Log akses pada WordPress
Aplikasi web WordPress membutuhkan suatu plugin sebagai perangkat yang membantu manajemen log akses pengguna. Plugin yang dibutuhkan sangat beragam, dalam studi ini dicontohkan dengan menggunakan WP Security Audit Log yang dapat diunduh pada tautan berikut (klik di sini).

Langkah pertama yaitu login pada akun WordPress dan buka halaman Plugin dari Dashboard. Selanjutnya klik Add New.

Halaman Add Plugin akan muncul, lalu klik Upload Plugin.

Klik Browse untuk mencari unduhan berkas plugin. Selanjutnya klik Install Now.

WordPress akan melakukan pemasangan yang selanjutnya diperlukan aktivasi plugin dengan klik Activate Plugin.

Setelah selesai aktivasi maka plugin yang telah dipasang dapat dilihat pada halaman Dashboard.

Log belum tercatat oleh plugin setelah pemasangan.

Keluar dari peladen WordPress lalu masuk kembali sebagai contoh pencatatan log pengguna.

Setelah pengguna berhasil masuk WordPress maka dari halaman Dashboard sudah dicatat oleh log.

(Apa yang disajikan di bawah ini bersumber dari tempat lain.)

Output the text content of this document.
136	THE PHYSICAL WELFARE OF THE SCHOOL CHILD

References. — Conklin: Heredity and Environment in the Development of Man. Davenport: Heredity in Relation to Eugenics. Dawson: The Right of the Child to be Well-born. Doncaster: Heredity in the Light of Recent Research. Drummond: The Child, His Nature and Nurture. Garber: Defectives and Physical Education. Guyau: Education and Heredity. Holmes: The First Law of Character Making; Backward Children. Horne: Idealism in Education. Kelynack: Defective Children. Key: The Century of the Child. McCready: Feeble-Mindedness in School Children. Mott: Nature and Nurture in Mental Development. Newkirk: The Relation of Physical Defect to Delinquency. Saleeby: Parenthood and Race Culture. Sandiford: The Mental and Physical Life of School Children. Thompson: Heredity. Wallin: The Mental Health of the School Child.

Penjelasan lebih lengkap log yang dicatat ada pada halaman Audit Log.

Log remot
Manajemen log dalam suatu sistem yang terintegrasi memiliki beberapa tipe metode antara lain:
- log pada peladen yang sama sehingga setiap catatan disimpan dalam direktori lokal peladen.
- log relay antara dua atau lebih cabang peladen yang kemudian setiap cabang mengirimkan log ke pusat data log
- log remot pada satu peladen log yang menerima seluruh log dari setiap peladen lainnya.
Log remot memudahkan administrator untuk memantau setiap peladen hanya dari satu peladen log. Dalam beberapa sistem operasi linux seperti Debian dan Red Hat memiliki fitur log remot yaitu rsyslog. Fitur rsyslog akan dikonfigurasi sehingga terdapat satu peladen log yang menerima log dari peladen lainnya.
Dalam studi ini, terdapat peladen Debian yang bertindak sebagai peladen log dan peladen Ubuntu sebagai klien log. Hal yang diperlukan adalah memastikan bahwa konfigurasi jaringan membolehkan koneksi menggunakan protokol UDP pada port 514 antar peladen. Selanjutnya instalasi kebutuhan paket di setiap peladen dengan ketik dalam terminal:
$sudo apt-get install rsyslog rsyslog-doc
Konfigurasi rsyslog terdapat pada berkas /etc/ryslog.conf dan direktori /etc/rsyslog.d/. Misalkan alamat IP peladen log adalah 192.168.56.10 dan klien 192.168.56.11 maka terlebih dahulu salin konfigurasi awal rsyslog peladen log dengan ketik dalam terminal:
$cd /etc/
Masuk dalam direktori /etc/ lalu
$sudo cp rsyslog.conf rsyslog.conf.orig
Sunting berkas
$sudo nano rsyslog.conf
Tambahkan baris perintah
# provides support for local system logging
$ModLoad imuxsock
# provides kernel logging support (previously done by rklogd)
$ModLoad imklog
# provides UDP syslog reception. For TCP, load imtcp.
$ModLoad imudp
# For TCP, InputServerRun 514
$UDPServerRun 514
# This one is the template to generate the log filename dynamically, depending on the client's IP address.
$template FILENAME,"/var/log/192.168.56.11/syslog.log"
# Log all messages to the dynamically formed file. Now each clients log (192.168.1.2, 192.168.1.3,etc...), will be under a separate directory which is formed by the template FILENAME.
*.* ?FILENAME
Mulai ulang layanan rsyslog dengan perintah:
$sudo service rsyslog restart
Lakukan hal yang sama terhadap konfigurasi klien log dengan menambahkan baris perintah
$ModLoad imuxsock
$ModLoad imklog
# Provides UDP forwarding. The IP is the server's IP address
*.* @192.168.56.10:514
# Provides TCP forwarding. But the current server runs on UDP
# *.* @192.168.56.10:514
Mulai ulang layanan rsyslog dengan perintah:
$sudo service rsyslog restart
Karena simulasi ini menggunakan VirtualBox maka di dalam direktori /var/log/ terdapat direktori alamat IP virtual. Untuk melihat log dari klien, akses direktori alamat IP dengan root peladen log dengan ketik dalam terminal:
#tail -f /var/log/192.168.43.44/syslog.log
Maka akan ada tambahan log jika klien melakukan sesuatu seperti login dan logout.